Nollie Felts

No. 37, 63
- Positions: End, Fullback

Personal information
- Born: February 7, 1905 Hattiesburg, Mississippi, U.S.
- Died: November 1, 1974 (aged 69) Hattiesburg, Mississippi, U.S.
- Listed weight: 185 lb (84 kg)

Career information
- College: Southern Miss (1922–1926) Tulane (1930–1932)

Awards and highlights
- 2× SoCon champion (1930, 1931); All-Southern (1931); Third-team All-American (1931); Southern Miss Athletics Hall of Fame; Tulane Athletic Hall of Fame;

= Nollie Felts =

American football player (1905–1974)

Nollie C. "Papa" Felts (February 7, 1905 – November 1, 1974) was an American college football player for the Southern Miss Golden Eagles of the University of Southern Mississippi and the Tulane Green Wave of Tulane University. Felts is a member of both schools' athletics hall of fame.

==Southern Miss==
He was captain of the 1923 Southern Miss team and is still considered one of the best football players in school history.

==Tulane==
Felts then attended Tulane University. He studied medicine.

===1931===
The 1931 team, ranked #2 by the Dickinson Rating System, featured Felts as a fullback in the backfield with Don Zimmerman.
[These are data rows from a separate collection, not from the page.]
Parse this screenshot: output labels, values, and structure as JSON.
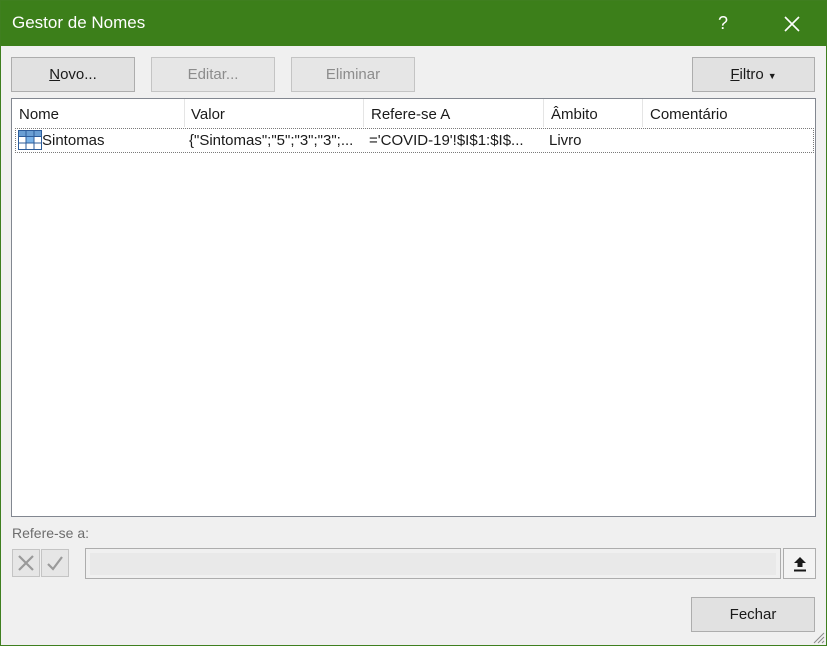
{
  "window": {
    "title": "Gestor de Nomes"
  },
  "titlebar": {
    "help_label": "?",
    "close_icon": "close-icon"
  },
  "toolbar": {
    "new_prefix": "N",
    "new_rest": "ovo...",
    "edit_label": "Editar...",
    "delete_label": "Eliminar",
    "filter_prefix": "F",
    "filter_rest": "iltro"
  },
  "list": {
    "columns": [
      "Nome",
      "Valor",
      "Refere-se A",
      "Âmbito",
      "Comentário"
    ],
    "rows": [
      {
        "icon": "table-name-icon",
        "name": "Sintomas",
        "value": "{\"Sintomas\";\"5\";\"3\";\"3\";...",
        "refers_to": "='COVID-19'!$I$1:$I$...",
        "scope": "Livro",
        "comment": ""
      }
    ]
  },
  "refers": {
    "label": "Refere-se a:",
    "value": "",
    "cancel_icon": "cancel-x-icon",
    "confirm_icon": "confirm-check-icon",
    "collapse_icon": "collapse-dialog-icon"
  },
  "footer": {
    "close_label": "Fechar"
  },
  "colors": {
    "title_bar": "#3c7f1a",
    "dialog_bg": "#f0f0f0",
    "selection_border": "#7a7a7a"
  }
}
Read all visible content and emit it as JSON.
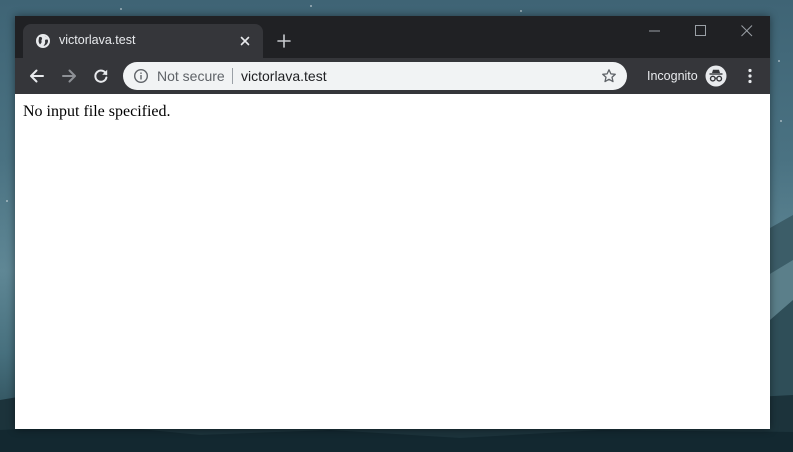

He weighed 180 pounds. Felts was selected as a third-team All-American in 1931 on the "Captain's Poll" of the Central Press Association. Felts scored three touchdowns in the 27–0 victory over Auburn. He scored in the 20–7 victory over Georgia, the school's first ever loss at Sanford Stadium. Felts scored in every game of the season through the Sewanee game, leading the SoCon with 81 points at that moment.

===1932===
Felts was captain-elect of the 1932 team. Previously in 1927, Felts played baseball with the Hattiesburg Pinetoppers of the Cotton States League, which resulted in his ineligibility ruled by the Southern Conference for the 1932 college football season. The Greenies lost "their great leader" Felts shortly before opening week against Texas A&M.